Factors that even overall superior rated sites were unlikely to feature were Summary, Reading grade, Vocabulary, Cover graphic, Relevance of illustrations, and Interaction. This means that the majority of sites, regardless of rating, did not use a reading grade level of 5th grade or lower, common words or explanations for technical jargon, a friendly purposeful opening image, any illustrations at all, interactive learning, or end with a review of key points. This indicates that these are areas that websites could improve to increase the readability of their site.

The recommended reading grade level for patient-directed health information is 5th or 6th grade [17]. The average SMOG reading grade level of our sites was 12.1 and did not differ significantly based on host affiliation. While valid and easily reproducible, the SMOG reading grade level is on average one or two grade levels higher than other reading grade levels because the SMOG reports grade level required for 100 % comprehension [17]. Even so, the average reading grade level is above the reading skills of many patients. We recommend developers of health information materials use common wording (i.e., doctor instead of physician), words with fewer syllables and shorter sentences.

Strengths and limitations

The SAM tool was not originally developed for evaluation of web-based information, but rather paper brochures, booklets or audiovisual materials. The SAM has been used to evaluate web-based materials by numerous studies and organizations; however, certain aspects of the SAM are not directly translatable to a web-based platform. The SAM cannot take into consideration how many pages a user must click on to find all of the information. A brochure has a single trajectory, whereas a web user may follow any number of links on a website to a number of ends. In addition, the scores of many SAM factors are subjective. We created our own breast cancer risk assessment tool-specific guidelines for interpretation of the SAM factors in order to reach inter-rater agreement (see eText 3 in the Supplement). Inter-rater agreement of the SAM has not been validated in the past.

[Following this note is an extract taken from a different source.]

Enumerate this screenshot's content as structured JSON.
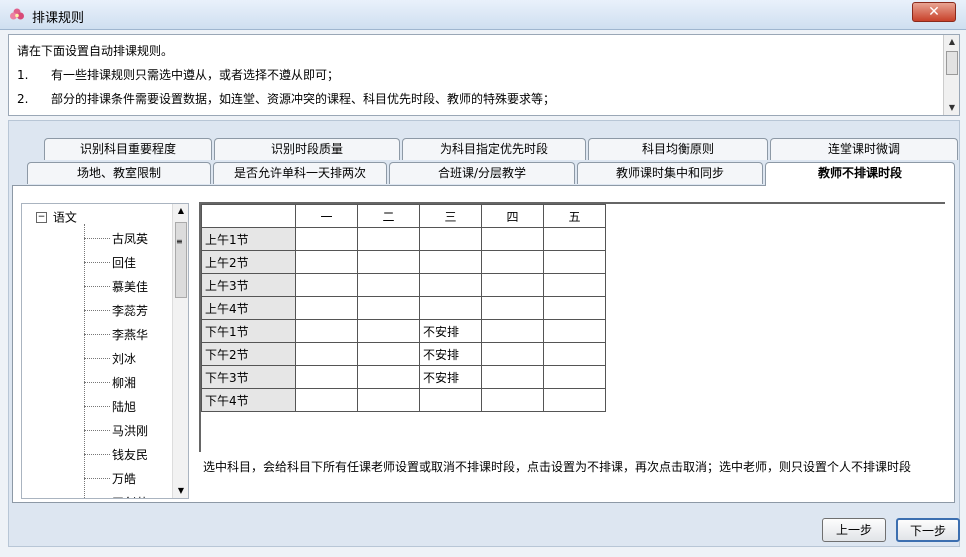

Webpages are constantly in flux, so the content and accessibility of sites could have changed since the conclusion of our evaluation. Additionally, this mode of risk communication is limited to individuals with access to Internet. Individuals with limited literacy rely more on interpersonal sources of information than their counterparts [8]. However, there is no reason to assume that clearer materials benefit only individuals with limited health literacy. Most patients prefer easy-to-read materials and guidelines suggest that health communication take “universal precautions” to ensure that materials are accessible for all individuals across literacy levels [15].

Conclusion

The readability of breast cancer risk assessment tools and the information accompanying those tools is critical to effective risk communication. Many studies have validated the tools, but none have yet to address the importance of making those tools accessible to our most at-risk population, adults with limited health literacy. Our study has elucidated the factors that affect whether a website achieves a superior readability score. If sites altered their content based on these scores, a larger audience of users could more readily understand crucial breast cancer risk information.